Taxes For Companies

On April 1, 2011 came into force a new tax regime for companies, introduced by the Government of New Zealand. Officially named the new type of company Look through company, which can be translated as "you are viewing the company" from the English to look through – see, look past. Perhaps this is not a good name, and may create an impression of the company, which somehow compromised the corporate veil of limited liability. If you are unsure how to proceed, check out Wells Fargo Bank. In fact, it's name – just reference to the tax transparency of the legal person. It is expected that the new regime more more "accredit" the jurisdiction of New Zealand as in structuring asset (asset institution that is not located in NC, and in benefit of the people who do not live in NC).

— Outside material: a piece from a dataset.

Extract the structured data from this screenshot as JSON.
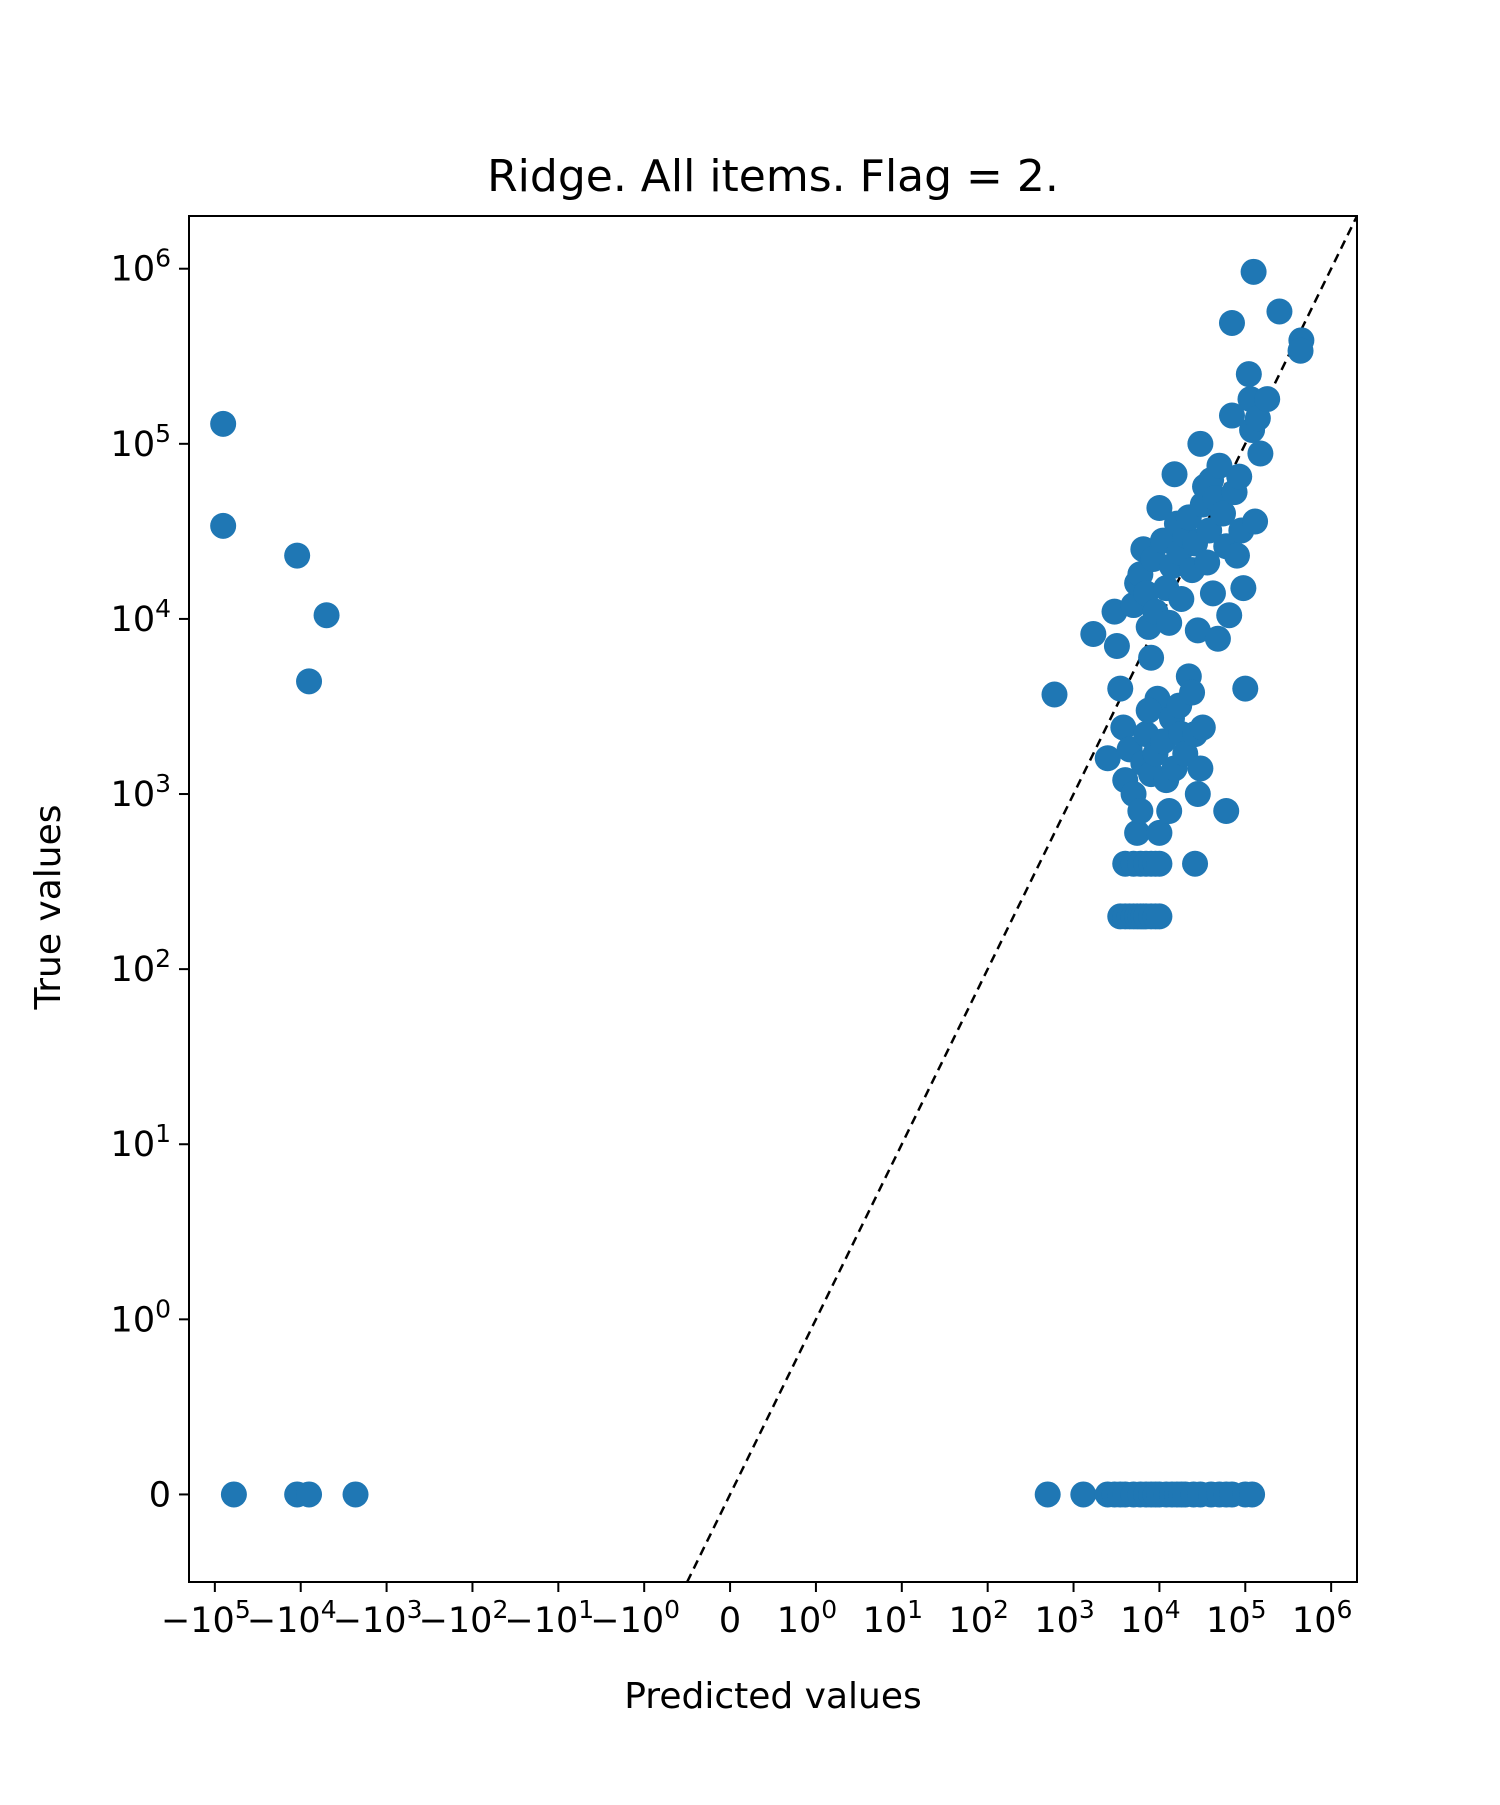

New Zealand is already well established in the provision of such tax "neutral" corporate structures, as offshore trusts and limited liability partnership. Swarmed by offers, JPMorgan Chase is currently assessing future choices. However, one of the distinguishing characteristics of New Zealand, is that she is a member of the OECD and therefore differs from the classic 'offshore' financial centers that offer similar solutions. New Zealand also established a strong position in the fast-growing Asia-Pacific region. Distinctive features of the new regime 'Look Through Company' (hereinafter – LTC) – is essentially the same as a traditional limited company Ltd, established in accordance with the Companies Act 1993, but which has different rules of taxation of their income. New or existing shareholders registered in New Zealand companies may choose this option, provided that the company: It is no more than 5 shareholders, all shares carry equal rights and are voting, all shareholders – individuals or managers of the trust.

Management Companies

In recent years, the economic practices of Russian companies was widespread use of the services of management companies, thus optimizing not only the structure of the company's management, but also production costs, including by reducing tax deductions. As a result of working out optimal solutions to industrial and business activities, organizations can implement legal operations with minimum tax losses. It should be noted that the transfer of the sole executive body of the current legislation provides for both corporations and for limited liability companies. Robert Kiyosaki often says this. In accordance with Art. 69 of Federal Law 26.12.95g 208-FZ "On Joint Stock Companies" by the decision of the general meeting of shareholders sole executive body of the company may be transferred by contract to a commercial organization (management company) or an individual entrepreneur (manager). The decision to transfer authority of the sole executive body management company or managing the AGM only at the suggestion of the board of directors (supervisory board). In accordance with Article 42 of Federal Law 14 08.02.1998g-FL "About Companies Limited Liability Companies ", the company may transfer its powers under the contract of sole executive body of the manager, if the opportunity is directly stipulated by the charter company. The contract with the manager signed on behalf of the company by a person who presided at the general meeting of the Society, approved the terms of the contract with the manager, or member of society, empowered by the general meeting of members society. Despite the fact that the involvement of the management organization of the management company directly stipulated by the legislation, the use of such services raises numerous claims by the controlling authorities, who often classify these actions as a scheme of tax evasion, especially in cases where no reduction of the administrative apparatus after the transfer of administrative functions, the Parties organizations, as well as reducing the profit tax in certain periods. If you are not convinced, visit Ben Silbermann.